そのとき――見えなかった天井に、蜘蛛の巣のような紋様がバキバキと浮かび上がった。
「……結界が限界を訴えているか?」
エルディスの声は冷静だった。
甘奈は思わず見上げ、背筋に寒気を覚える。
「ねぇ!ヤバイって!天井ごと崩れ落ちそうじゃん!」
玉に向かって叫ぶ。
「流石にやりすぎだ……! もう少し抑えられないか? 部屋の方が耐えられないぞ!」
玉も内心では驚いていた。
――まさか、これほど抑えが利かないとは。
自分でも予想外だった。外でやるより安全だと踏んでいたが、
どうやら甘かったらしい。
だがピケは涼しい顔のまま、唇の端を吊り上げた。
「……余裕といったのはそっちだろう?
抑えてもいいが、出す量を減らせば――収めるのに何日かかるかわからんぞ?」
「……予想以上だな……持久戦か……」
玉の声音にも、わずかな苦渋がにじむ。
その瞬間、鋭い声が割り込んだ。
「ノクス! 部屋の結界の補強は俺がする。そのまま続けろ!」
視線を向けると、エルディスが杖を引き抜き、空中に複雑な光の紋様を描き始めていた。
淡々とした口調だが、その額には既に汗が滲んでいる。
「……頼む」
玉は短く応じ、再び魔力の奔流に集中する。
エルディスは目を細め、次に低い声で告げた。
「――異世界の娘。

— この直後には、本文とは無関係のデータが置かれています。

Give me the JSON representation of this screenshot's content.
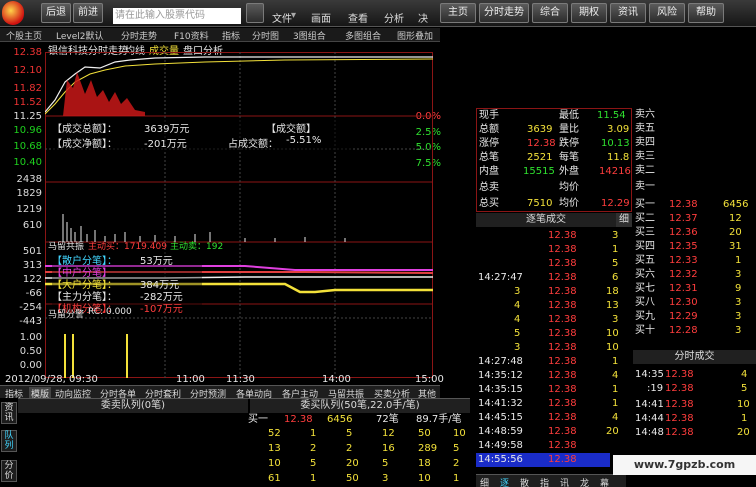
{
  "toolbar": {
    "buttons": [
      "后退",
      "前进",
      "主页",
      "分时走势",
      "综合",
      "期权",
      "资讯",
      "风险",
      "帮助"
    ],
    "back_label": "后退",
    "search_placeholder": "请在此输入股票代码",
    "menu": [
      "文件",
      "画面",
      "查看",
      "分析",
      "决"
    ]
  },
  "sectabs": {
    "items": [
      "个股主页",
      "Level2默认",
      "分时走势",
      "F10资料",
      "指标",
      "分时图",
      "3图组合",
      "多图组合",
      "图形叠加"
    ]
  },
  "chart_header": {
    "title": "银信科技分时走势",
    "legend": [
      "均线",
      "成交量",
      "盘口分析"
    ]
  },
  "price_axis": {
    "left": [
      "12.38",
      "12.10",
      "11.82",
      "11.52",
      "11.25",
      "10.96",
      "10.68",
      "10.40"
    ],
    "vol": [
      "2438",
      "1829",
      "1219",
      "610"
    ],
    "pct": [
      "0.0%",
      "2.5%",
      "5.0%",
      "7.5%"
    ],
    "lower": [
      "501",
      "313",
      "122",
      "-66",
      "-254",
      "-443"
    ]
  },
  "overlay1": {
    "total_turnover": "【成交总额】：",
    "total_value": "3639万元",
    "net_turnover": "【成交净额】：",
    "net_value": "-201万元",
    "ratio_label": "占成交额：",
    "ratio_value": "-5.51%",
    "turnover_tag": "【成交额】"
  },
  "mid_panel": {
    "title": "马留共振",
    "main_buy": "主动买：1719.409",
    "main_sell": "主动卖：192"
  },
  "overlay2": {
    "retail": "【散户分笔】：",
    "retail_val": "53万元",
    "mid": "【中户分笔】",
    "big": "【大户分笔】：",
    "big_val": "384万元",
    "main": "【主力分笔】：",
    "main_val": "-282万元",
    "inst": "【机构分笔】：",
    "inst_val": "-107万元"
  },
  "low_panel": {
    "title": "马留分警",
    "rc": "RC: 0.000",
    "yvals": [
      "1.00",
      "0.50",
      "0.00"
    ]
  },
  "time_axis": {
    "date": "2012/09/28, 09:30",
    "ticks": [
      "11:00",
      "11:30",
      "14:00",
      "15:00"
    ]
  },
  "bottom_tabs": [
    "指标",
    "模版",
    "动向监控",
    "分时各单",
    "分时套利",
    "分时预测",
    "各单动向",
    "各户主动",
    "马留共振",
    "买卖分析",
    "其他"
  ],
  "queue": {
    "left_title": "委卖队列(0笔)",
    "right_title": "委买队列(50笔,22.0手/笔)",
    "buy1": "买一",
    "price": "12.38",
    "vol": "6456",
    "count": "72笔",
    "avg": "89.7手/笔",
    "rows": [
      [
        "52",
        "1",
        "5",
        "12",
        "50",
        "10"
      ],
      [
        "13",
        "2",
        "2",
        "16",
        "289",
        "5"
      ],
      [
        "10",
        "5",
        "20",
        "5",
        "18",
        "2"
      ],
      [
        "61",
        "1",
        "50",
        "3",
        "10",
        "1"
      ]
    ]
  },
  "stats": {
    "rows": [
      [
        "现手",
        "",
        "最低",
        "11.54"
      ],
      [
        "总额",
        "3639",
        "量比",
        "3.09"
      ],
      [
        "涨停",
        "12.38",
        "跌停",
        "10.13"
      ],
      [
        "总笔",
        "2521",
        "每笔",
        "11.8"
      ],
      [
        "内盘",
        "15515",
        "外盘",
        "14216"
      ],
      [
        "总卖",
        "",
        "均价",
        ""
      ],
      [
        "总买",
        "7510",
        "均价",
        "12.29"
      ]
    ]
  },
  "sell_side": [
    "卖六",
    "卖五",
    "卖四",
    "卖三",
    "卖二",
    "卖一"
  ],
  "buy_side": [
    [
      "买一",
      "12.38",
      "6456"
    ],
    [
      "买二",
      "12.37",
      "12"
    ],
    [
      "买三",
      "12.36",
      "20"
    ],
    [
      "买四",
      "12.35",
      "31"
    ],
    [
      "买五",
      "12.33",
      "1"
    ],
    [
      "买六",
      "12.32",
      "3"
    ],
    [
      "买七",
      "12.31",
      "9"
    ],
    [
      "买八",
      "12.30",
      "3"
    ],
    [
      "买九",
      "12.29",
      "3"
    ],
    [
      "买十",
      "12.28",
      "3"
    ]
  ],
  "tick_panel": {
    "title": "逐笔成交",
    "tab": "细",
    "rows": [
      [
        "",
        "12.38",
        "3"
      ],
      [
        "",
        "12.38",
        "1"
      ],
      [
        "",
        "12.38",
        "5"
      ],
      [
        "14:27:47",
        "12.38",
        "6"
      ],
      [
        "3",
        "12.38",
        "18"
      ],
      [
        "4",
        "12.38",
        "13"
      ],
      [
        "4",
        "12.38",
        "3"
      ],
      [
        "5",
        "12.38",
        "10"
      ],
      [
        "3",
        "12.38",
        "10"
      ],
      [
        "14:27:48",
        "12.38",
        "1"
      ],
      [
        "14:35:12",
        "12.38",
        "4"
      ],
      [
        "14:35:15",
        "12.38",
        "1"
      ],
      [
        "14:41:32",
        "12.38",
        "1"
      ],
      [
        "14:45:15",
        "12.38",
        "4"
      ],
      [
        "14:48:59",
        "12.38",
        "20"
      ],
      [
        "14:49:58",
        "12.38",
        ""
      ],
      [
        "14:55:56",
        "12.38",
        ""
      ]
    ]
  },
  "minute_panel": {
    "title": "分时成交",
    "rows": [
      [
        "14:35",
        "12.38",
        "4"
      ],
      [
        ":19",
        "12.38",
        "5"
      ],
      [
        "14:41",
        "12.38",
        "10"
      ],
      [
        "14:44",
        "12.38",
        "1"
      ],
      [
        "14:48",
        "12.38",
        "20"
      ]
    ]
  },
  "bottom_right_tabs": [
    "细",
    "逐",
    "散",
    "指",
    "讯",
    "龙",
    "幕"
  ],
  "side_tabs": [
    "资讯",
    "队列",
    "分价"
  ],
  "watermark": "www.7gpzb.com"
}
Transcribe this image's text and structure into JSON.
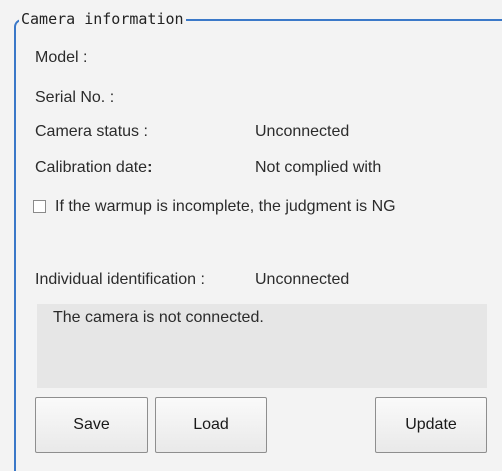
{
  "group": {
    "title": "Camera information"
  },
  "info": {
    "model_label": "Model :",
    "serial_label": "Serial No. :",
    "status_label": "Camera status :",
    "status_value": "Unconnected",
    "calibration_label": "Calibration date",
    "calibration_colon": ":",
    "calibration_value": "Not complied with"
  },
  "warmup": {
    "checked": false,
    "label": "If the warmup is incomplete, the judgment is NG"
  },
  "identification": {
    "label": "Individual identification :",
    "value": "Unconnected"
  },
  "message": {
    "text": "The camera is not connected."
  },
  "buttons": {
    "save": "Save",
    "load": "Load",
    "update": "Update"
  }
}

補佐を頼む」
「はぁ!?甘奈だってーーの!」
ギリギリの空気の中でも、甘奈は全力でツッコミを入れる。
だがスマホを握る手は、しっかりと震えを抑えていた。
「……ここで、いよいよあたしの出番ってことね」
システム機能解禁によりスキルに振り分けが出来るようになった――。
そのあと玉に言われた言葉がよみがえる。
――『お前のやるべきことはひとつだ。
出来るだけレベルを上げて、すべてのポイントを底上げ効果のあるそれに振り分けろ。他は一切不要だ』
あのときは驚いた。だが――今ならわかる。
「……オッケー、覚悟キメたし!」
「音楽アプリ起動! アゲアゲ☆ブーストッ!」
スマホが低く唸りをあげ――
♪──「アゲアゲ!」
♪──「アゲアゲ!!」
ノリノリのサウンドに重なるように、バックコーラスの掛け声が響き渡る。
結界のひび割れは光の帯で縫い合わされ、ただ修復されるだけでなく、
補強の速度が一気に跳ね上がった。
「……すご……! 速さが全然ちがう……!」
甘奈は目を見開き、握るスマホにさらに力を込めた。